La pandemia ci ha imposto nuovi modi di vivere che si sono tradotti in una rinnovata consapevolezza di quanto siano fondamentali gli spazi che abitiamo.

L’aver vissuto in isolamento nelle nostre abitazioni, così come l’aver a che fare con uno spazio pubblico che è profondamente cambiato rispetto a “prima”, hanno reso chiaro che occuparsi della qualità delle case e dei territori in cui viviamo significa affrontare le ingiustizie e le sfide (economico-sociali, ecologiche, di genere, razziali) che caratterizzano il nostro modo di stare insieme. Ingiustizie e sfide che, al di là di ogni trionfalistica retorica della “ripresa”, sono esplose nell’ultimo biennio.

Non a caso si è parlato di sindemia: le ondate di covid hanno aggravato disuguaglianze che erano già intollerabili, costringendo milioni di persone in situazioni di gravissima crisi economica e sociale.
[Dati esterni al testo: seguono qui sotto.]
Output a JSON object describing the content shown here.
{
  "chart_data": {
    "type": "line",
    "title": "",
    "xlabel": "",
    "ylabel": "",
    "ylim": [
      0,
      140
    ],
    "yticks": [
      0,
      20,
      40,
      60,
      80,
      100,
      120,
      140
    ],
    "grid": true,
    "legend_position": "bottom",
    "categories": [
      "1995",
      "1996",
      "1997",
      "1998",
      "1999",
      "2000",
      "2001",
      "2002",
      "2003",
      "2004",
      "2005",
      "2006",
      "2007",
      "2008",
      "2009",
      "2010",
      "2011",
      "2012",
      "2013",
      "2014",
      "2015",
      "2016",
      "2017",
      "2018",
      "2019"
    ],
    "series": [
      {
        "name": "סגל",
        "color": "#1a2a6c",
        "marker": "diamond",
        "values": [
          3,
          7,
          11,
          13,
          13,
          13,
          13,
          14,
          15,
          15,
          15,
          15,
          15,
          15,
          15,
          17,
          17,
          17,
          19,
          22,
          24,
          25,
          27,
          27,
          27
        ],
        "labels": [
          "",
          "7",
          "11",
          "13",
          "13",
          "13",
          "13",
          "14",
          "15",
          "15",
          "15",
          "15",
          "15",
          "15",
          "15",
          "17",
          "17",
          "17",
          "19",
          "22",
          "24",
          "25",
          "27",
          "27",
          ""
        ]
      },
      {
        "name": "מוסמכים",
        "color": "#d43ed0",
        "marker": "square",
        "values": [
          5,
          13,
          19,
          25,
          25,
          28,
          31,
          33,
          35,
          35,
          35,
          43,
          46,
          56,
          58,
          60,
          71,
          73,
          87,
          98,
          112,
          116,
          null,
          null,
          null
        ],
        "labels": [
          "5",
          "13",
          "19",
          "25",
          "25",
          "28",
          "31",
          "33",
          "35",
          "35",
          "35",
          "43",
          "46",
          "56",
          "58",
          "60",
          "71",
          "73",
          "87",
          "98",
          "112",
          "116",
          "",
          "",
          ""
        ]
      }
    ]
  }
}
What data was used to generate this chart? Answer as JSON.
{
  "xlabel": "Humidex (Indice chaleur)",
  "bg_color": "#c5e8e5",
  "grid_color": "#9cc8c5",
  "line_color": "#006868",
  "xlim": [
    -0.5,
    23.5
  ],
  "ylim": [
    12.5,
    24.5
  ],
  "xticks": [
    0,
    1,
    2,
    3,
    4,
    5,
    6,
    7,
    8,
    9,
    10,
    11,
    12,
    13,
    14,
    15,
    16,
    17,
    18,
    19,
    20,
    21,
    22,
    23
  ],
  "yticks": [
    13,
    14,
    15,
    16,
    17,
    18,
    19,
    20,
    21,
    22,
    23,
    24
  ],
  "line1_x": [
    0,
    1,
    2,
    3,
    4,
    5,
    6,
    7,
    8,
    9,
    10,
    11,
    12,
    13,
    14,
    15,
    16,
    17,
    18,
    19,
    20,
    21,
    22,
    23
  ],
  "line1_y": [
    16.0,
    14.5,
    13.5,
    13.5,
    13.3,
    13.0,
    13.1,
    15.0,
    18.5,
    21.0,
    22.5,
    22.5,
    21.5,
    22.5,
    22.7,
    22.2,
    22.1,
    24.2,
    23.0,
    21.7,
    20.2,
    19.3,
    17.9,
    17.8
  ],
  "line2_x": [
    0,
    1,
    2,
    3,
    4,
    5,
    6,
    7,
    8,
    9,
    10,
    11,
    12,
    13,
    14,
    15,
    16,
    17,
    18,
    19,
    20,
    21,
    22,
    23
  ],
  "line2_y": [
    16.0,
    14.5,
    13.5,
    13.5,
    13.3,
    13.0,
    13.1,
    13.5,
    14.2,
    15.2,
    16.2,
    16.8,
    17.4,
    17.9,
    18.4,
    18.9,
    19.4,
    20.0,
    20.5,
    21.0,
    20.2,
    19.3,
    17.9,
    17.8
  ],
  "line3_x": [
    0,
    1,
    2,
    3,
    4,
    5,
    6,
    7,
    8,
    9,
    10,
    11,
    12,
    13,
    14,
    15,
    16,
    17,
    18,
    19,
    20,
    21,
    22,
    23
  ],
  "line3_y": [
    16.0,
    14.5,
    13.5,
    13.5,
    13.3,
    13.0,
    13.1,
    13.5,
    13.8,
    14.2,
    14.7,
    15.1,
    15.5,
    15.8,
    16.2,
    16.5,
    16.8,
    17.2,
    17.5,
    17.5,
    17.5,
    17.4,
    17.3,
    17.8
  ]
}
È facile dare concretezza a queste consapevolezze. Abbiamo sperimentato con un’evidenza inedita il fatto che per troppe persone restare a casa non è possibile perché manca una casa dove stare, e che per tante altre ciò ha significato e significa mettere a repentaglio la propria incolumità psicofisica. Continuiamo a fare i conti con le ingiustizie di un mercato immobiliare che non smette di lucrare sulla pelle di molti, a cominciare dalle persone e dalle famiglie straniere che spesso firmano contratti capestro per alloggi indecenti. E guardiamo con grande preoccupazione all’ondata di disagio abitativo e di sfratti che sta cominciando a investire Torino, e che possiamo contrastare solo creando forti reti mutualistiche e sviluppando ampie alleanze politiche.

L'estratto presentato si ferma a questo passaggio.